Shane Pomajambo, director of the Washington-based Art Wino gallery, was quoted as saying of work the Richmond Mural Project he curates: "I do not want political views or religious views. I want them to be family friendly and broad-ranging".
That is a really amazing thing to hope for, but to claim that a piece of art can be devoid of political or religious views betrays the process of art. Art is made by human beings, and accordingly, art that is created by such human beings will be made, always, from their own point of view, which will be reflective of their own sociological lens of the world, which will always be made up of their own interpretations of political and religious views.

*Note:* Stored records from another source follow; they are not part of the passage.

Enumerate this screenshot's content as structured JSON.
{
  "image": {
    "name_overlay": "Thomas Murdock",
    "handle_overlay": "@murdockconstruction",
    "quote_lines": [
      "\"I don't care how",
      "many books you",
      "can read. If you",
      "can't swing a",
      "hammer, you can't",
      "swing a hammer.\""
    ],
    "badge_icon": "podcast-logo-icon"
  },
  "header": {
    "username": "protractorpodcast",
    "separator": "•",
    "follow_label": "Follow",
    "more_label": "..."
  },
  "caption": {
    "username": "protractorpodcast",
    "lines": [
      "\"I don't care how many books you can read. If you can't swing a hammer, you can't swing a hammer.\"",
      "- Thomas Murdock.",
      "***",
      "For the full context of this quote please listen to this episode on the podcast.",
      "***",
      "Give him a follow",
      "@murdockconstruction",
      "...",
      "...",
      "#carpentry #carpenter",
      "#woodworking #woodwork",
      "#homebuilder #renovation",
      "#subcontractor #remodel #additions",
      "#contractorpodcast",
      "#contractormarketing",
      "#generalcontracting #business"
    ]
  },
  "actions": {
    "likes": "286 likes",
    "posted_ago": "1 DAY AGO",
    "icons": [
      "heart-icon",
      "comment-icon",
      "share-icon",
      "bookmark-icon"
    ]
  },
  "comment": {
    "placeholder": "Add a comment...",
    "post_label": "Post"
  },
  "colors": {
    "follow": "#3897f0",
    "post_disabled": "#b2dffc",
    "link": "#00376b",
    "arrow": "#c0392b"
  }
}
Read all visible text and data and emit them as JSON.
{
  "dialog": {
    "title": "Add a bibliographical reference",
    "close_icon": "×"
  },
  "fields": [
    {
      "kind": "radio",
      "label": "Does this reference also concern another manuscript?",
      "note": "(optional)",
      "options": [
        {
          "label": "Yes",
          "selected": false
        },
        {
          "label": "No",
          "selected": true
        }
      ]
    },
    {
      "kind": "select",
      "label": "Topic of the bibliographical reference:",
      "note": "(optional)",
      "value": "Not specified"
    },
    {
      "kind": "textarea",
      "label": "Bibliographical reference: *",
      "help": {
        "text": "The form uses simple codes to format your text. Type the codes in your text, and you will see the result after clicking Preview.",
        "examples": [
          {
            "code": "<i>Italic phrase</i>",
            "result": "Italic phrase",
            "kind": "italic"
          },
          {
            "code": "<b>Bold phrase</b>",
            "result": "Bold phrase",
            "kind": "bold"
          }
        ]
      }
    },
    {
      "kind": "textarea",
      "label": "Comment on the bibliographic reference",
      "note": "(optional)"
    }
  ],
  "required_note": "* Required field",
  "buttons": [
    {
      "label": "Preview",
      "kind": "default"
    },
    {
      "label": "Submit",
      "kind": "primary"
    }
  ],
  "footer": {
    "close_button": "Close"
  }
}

This may be more pronounced in some work than others.
Secondly, every action has an inherent political, moral and perhaps religious repercussion. The Richmond Mural Project is being partly sponsored by Altria, a tobacco company with a long history of involvement in both the economic and political situations of Richmond, and largely the world. To support such an institution makes a political statement and a moral statement.
As we move into a world where artists paint for organizations that are supported by powerful corporations, let us not lose sight that despite what we feel is the intended statement, a statement exists by our action, regardless of if we choose to see it or not.
Third, the idea that de-contextualizing the action, the product of art, from the basis of funding, and the history of this city — the idea that this is somehow "family friendly" and "broad-ranging," is a moral judgment by one person, based again on the idea that product can be dissociated from the process.
I do not find this dissociative process to be the kind of thing I would want to teach my daughter. Nor do I find its explicit removal of politics and religion, perhaps the two most powerful subjects of human development, responsible for so much passion, and yet so much suffering in life, to be broad-ranging.
Somewhere, in the race to put paint to wall, people seem to have forgotten the purpose of art: to inspire, to reflect possibilities back to the viewer of life itself and to show a point of view. When we claim to eliminate the personal lens of the artist in an effort to make a broader appealing art, what we actually do is betray the human who made it, his or her experiences, and then betray every human being who views it, in their capacity of feeling, thinking and experiencing.